Tea spoons use existing infrastructure, like bridges, and ask the user to move its liquidity into the homebase rollup. Bridges, however, are notorious for being the biggest attack surfaces in all the blockchain space. Furthermore, liquidity is not the only data that needs to pass between rollups. Arbitrary data would be needed in the homebase - for example, deposits and withdrawals are needed in order for accounting to be correct. Very few services can offer this arbitrary message passing and all of them have at least to some degree similar trust assumptions and security implications as bridges.

While on the surface this sounds like the upper ceiling of spooning, and the tombstone of the approach, we can look deeper into it and try to imagine an actual spoon, that is a viable (if not better) choice for BBVE.

In order for an actual spoon to exist, we need to imagine an infrastructure and a system that does not introduce new trust assumptions, security issues and UX hurdles. It needs to be easy to integrate from a smart contract and client-side standpoint.

Firstly, such an infrastructure would need to be able to pass messages between rollups. This process needs to be as close to the security level of L1 as possible in order for BBVE to trust it. Much like zkRollups are deriving its security from L1, without introducing new trust assumptions, ZK-based message passing is a viable solution here. A ZK-based approach would involve creating ZK proofs and crypto-economical incentives that will guarantee safe, truthful and quick data relay.

Secondly, such an infrastructure needs to be extremely easy to integrate for BBVE. It should require making minimal or no changes in the existing codebase. The ideal minimal change would be migrating from accounting based on msg.sender to accounting based on the sender of the data coming from another rollup. Incoming standards such as Account Abstraction will prove very useful for such homogenous dApps.

Thirdly, the infrastructure should enable BBVE costs to scale logarithmically with the addition of new supported rollups. Ideally, adding new rollups should reuse existing infrastructure and the homebase accounting should work out of the box.

Lastly, the infrastructure should hide the cross-rollup complexities from the user, thus maintaining a similar UX to a single rollup/network app. This means that certain interactions (f.e. data receipt) are outsourced to the dApp or other parties and are not required of the user to do (as is sometimes the case with bridging). A practical example of this can be using third-party relayers to facilitate the transfers of funds when an interaction happens in such a homogenous dApp.

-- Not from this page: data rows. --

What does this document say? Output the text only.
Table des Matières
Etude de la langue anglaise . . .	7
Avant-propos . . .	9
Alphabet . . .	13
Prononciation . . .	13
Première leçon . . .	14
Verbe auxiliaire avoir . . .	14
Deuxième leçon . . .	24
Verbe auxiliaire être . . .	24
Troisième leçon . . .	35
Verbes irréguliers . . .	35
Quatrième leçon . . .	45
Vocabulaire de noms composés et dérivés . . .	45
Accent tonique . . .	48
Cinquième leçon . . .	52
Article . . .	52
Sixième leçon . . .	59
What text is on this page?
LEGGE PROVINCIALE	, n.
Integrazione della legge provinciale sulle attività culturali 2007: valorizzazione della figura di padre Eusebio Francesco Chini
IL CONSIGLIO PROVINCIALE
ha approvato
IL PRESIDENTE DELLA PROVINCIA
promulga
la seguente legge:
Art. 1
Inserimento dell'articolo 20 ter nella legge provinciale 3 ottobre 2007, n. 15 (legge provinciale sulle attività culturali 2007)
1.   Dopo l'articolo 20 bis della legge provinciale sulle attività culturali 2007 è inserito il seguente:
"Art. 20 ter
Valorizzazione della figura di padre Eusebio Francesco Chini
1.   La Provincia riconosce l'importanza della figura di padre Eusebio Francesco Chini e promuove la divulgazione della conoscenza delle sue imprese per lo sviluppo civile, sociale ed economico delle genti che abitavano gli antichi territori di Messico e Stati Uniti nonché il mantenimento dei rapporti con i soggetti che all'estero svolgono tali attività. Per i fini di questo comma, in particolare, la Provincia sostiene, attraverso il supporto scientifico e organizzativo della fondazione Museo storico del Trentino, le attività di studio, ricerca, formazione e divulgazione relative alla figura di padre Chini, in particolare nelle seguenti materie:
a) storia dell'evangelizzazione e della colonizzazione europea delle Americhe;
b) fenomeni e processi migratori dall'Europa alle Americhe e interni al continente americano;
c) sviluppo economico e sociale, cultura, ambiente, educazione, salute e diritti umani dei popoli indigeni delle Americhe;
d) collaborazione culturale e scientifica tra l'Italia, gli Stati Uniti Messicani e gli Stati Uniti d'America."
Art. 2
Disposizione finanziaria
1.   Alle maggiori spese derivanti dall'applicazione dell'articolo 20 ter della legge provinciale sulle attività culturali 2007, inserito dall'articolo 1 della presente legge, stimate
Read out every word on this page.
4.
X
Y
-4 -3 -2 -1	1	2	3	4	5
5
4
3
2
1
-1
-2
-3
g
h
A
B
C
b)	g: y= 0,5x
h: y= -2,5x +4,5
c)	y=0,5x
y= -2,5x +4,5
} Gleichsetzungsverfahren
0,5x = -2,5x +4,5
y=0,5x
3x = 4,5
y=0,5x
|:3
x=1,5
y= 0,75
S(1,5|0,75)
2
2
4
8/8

Given an infrastructure that meets the four requirements above, spoons can actually become a superior approach for migrating dApps. Spoons won't cause liquidity or user fragmentation. Spoons won't deter security or introduce new major trust assumptions. Spoons won't incur costs that scale linearly to the supported rollups. Spoons will allow users to have a unified experience of the dApp regardless of the roll-up they are using.

The rollup cutlery wars are an interesting conundrum for the dApps - to fork, meaning create copy instances on every newly adopted rollup, or to spoon, meaning try to be a homogeneous app across many rollups.

While forks are currently the practical and safe choice, they are also ripe for disruption and introduce significant risks. Spoons have the potential to be a superior solution but are still theoretical due to the complex nature of the infrastructure needed to support them. Only the most capable and resourceful dApps have decided to go with that approach and the barrier is high at the moment.

We believe that the infrastructure for spoons is possible and will come to reality soon.